CYCLOPS is a web-based tool designed to help predict cyclic peptide (CP) membrane permeability.
Using advanced
machine learning (ML) models, CycloPermIAbility provides an accessible platform for researchers and drug designers
to
accurately assess the permeability of CPs, which is crucial for drug development.
-
Advanced ML Models: CycloPermIAbility integrates models that combine both sequential and global peptide
properties, ensuring high prediction accuracy.
-
Data Augmentation: The tool employs techniques such as amino acid mutations and cyclic permutations to
expand the dataset and enhance model generalization.
-
Circular-Aware Architectures: CycloPermIAbility considers the cyclic nature of peptides, providing deeper
insights into their structural characteristics.
-
User-Friendly Interface: The platform is designed for ease of use, making it accessible to a wide range
of users without requiring specialized computational skills.
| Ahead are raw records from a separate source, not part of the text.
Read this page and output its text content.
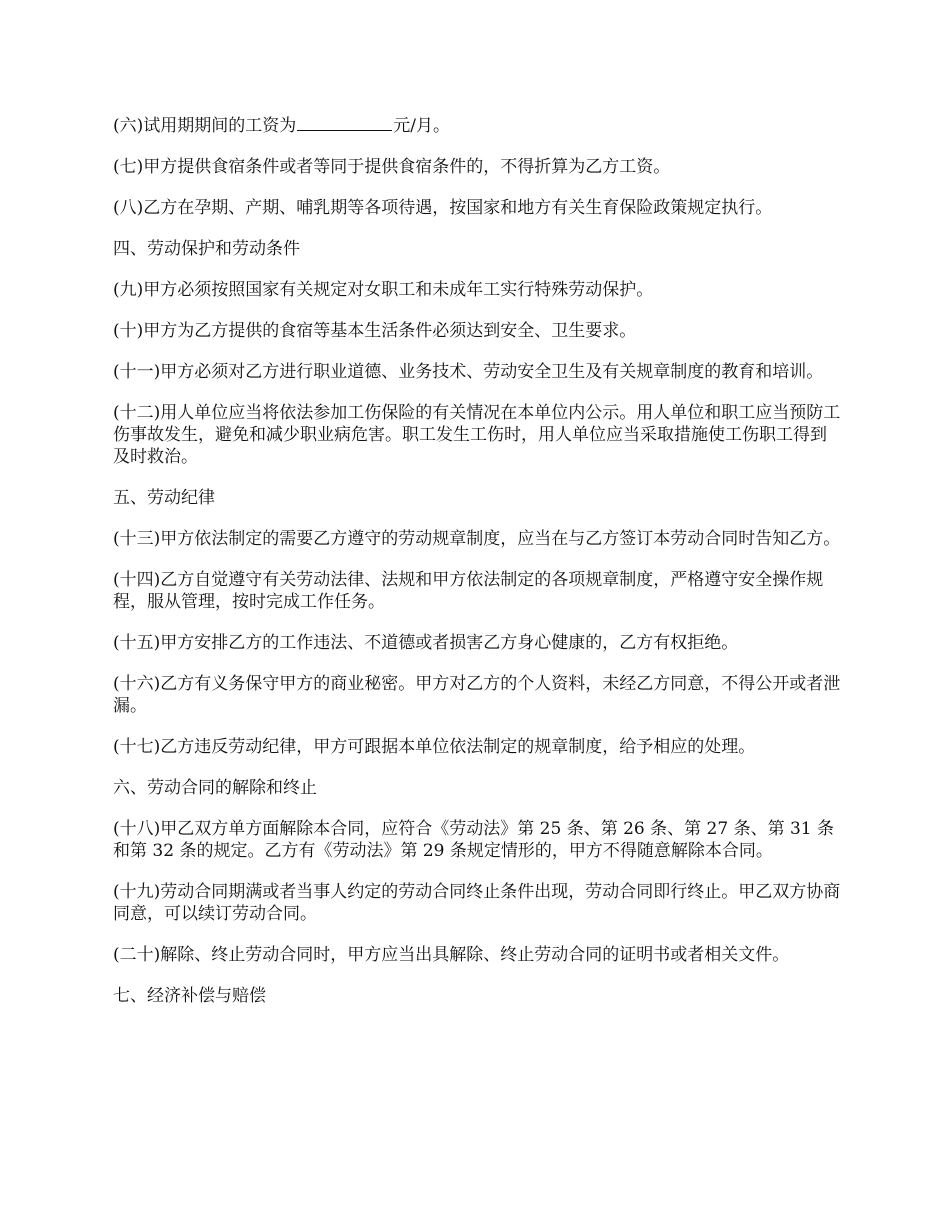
(六)试用期期间的工资为	元/月。

(七)甲方提供食宿条件或者等同于提供食宿条件的，不得折算为乙方工资。

(八)乙方在孕期、产期、哺乳期等各项待遇，按国家和地方有关生育保险政策规定执行。

四、劳动保护和劳动条件

(九)甲方必须按照国家有关规定对女职工和未成年工实行特殊劳动保护。

(十)甲方为乙方提供的食宿等基本生活条件必须达到安全、卫生要求。

(十一)甲方必须对乙方进行职业道德、业务技术、劳动安全卫生及有关规章制度的教育和培训。

(十二)用人单位应当将依法参加工伤保险的有关情况在本单位内公示。用人单位和职工应当预防工伤事故发生，避免和减少职业病危害。职工发生工伤时，用人单位应当采取措施使工伤职工得到及时救治。

五、劳动纪律

(十三)甲方依法制定的需要乙方遵守的劳动规章制度，应当在与乙方签订本劳动合同时告知乙方。

(十四)乙方自觉遵守有关劳动法律、法规和甲方依法制定的各项规章制度，严格遵守安全操作规程，服从管理，按时完成工作任务。

(十五)甲方安排乙方的工作违法、不道德或者损害乙方身心健康的，乙方有权拒绝。

(十六)乙方有义务保守甲方的商业秘密。甲方对乙方的个人资料，未经乙方同意，不得公开或者泄漏。

(十七)乙方违反劳动纪律，甲方可跟据本单位依法制定的规章制度，给予相应的处理。

六、劳动合同的解除和终止

(十八)甲乙双方单方面解除本合同，应符合《劳动法》第 25 条、第 26 条、第 27 条、第 31 条和第 32 条的规定。乙方有《劳动法》第 29 条规定情形的，甲方不得随意解除本合同。

(十九)劳动合同期满或者当事人约定的劳动合同终止条件出现，劳动合同即行终止。甲乙双方协商同意，可以续订劳动合同。

(二十)解除、终止劳动合同时，甲方应当出具解除、终止劳动合同的证明书或者相关文件。

七、经济补偿与赔偿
Cyclic peptides hold significant potential in drug development due to their unique structural properties and ability to
target intracellular processes. However, predicting their membrane permeability remains challenging. CycloPermIAbility
addresses this by providing reliable predictions, thereby aiding in the design and optimization of CP-based drugs and
contributing to the development of effective therapeutics.
- Select Number of CP Sequences:
Choose the number of cyclic peptide sequences you want to analyze. Adjust this based on your experimental
requirements.
- Specify Length of CP:
Enter the number of amino acids that make up your cyclic peptide. This helps tailor the prediction to your
specific
peptide structure.
- Choose Cyclization Type:
Determine how the peptide ring is closed. CycloPermIAbility currently supports:
Head-Tail Cyclization: This common form of cyclization involves linking the N-terminal (head) of the peptide to
the
C-terminal (tail), forming a closed ring structure.
Head-Side Cyclization: This form of cyclization involves linking the N-terminal (head) of the peptide to a side
chain of
one of the amino acids in the sequence, creating a branched ring structure. For this option, select the branch
terminal
amino acid position and the branch position within the cycle.
- Input CP Sequence:
Select the amino acids for your cyclic peptide sequence from a predefined list. This ensures compatibility with
the
prediction model. A 2D depiction is displayed after selection to assist with your choices.
- Run Predictions:
Execute the prediction algorithm to receive detailed insights into the membrane permeability of your cyclic
peptide.
- Binary Classification:
The SP+PP model classifies cyclic peptides into 'High-Permeability' and 'Low-Permeability' with an accuracy of 82.37%. Other relevant metrics are F1-score: 0.87; ROC-AUC: 0.79 and MCC: 0.59.
- Regression:
The SP model is used to predict the Logaritmized Permeability with Mean Absolute Error (MAE): 0.47; Mean Squared Error: 0.69 and R2: 0.44.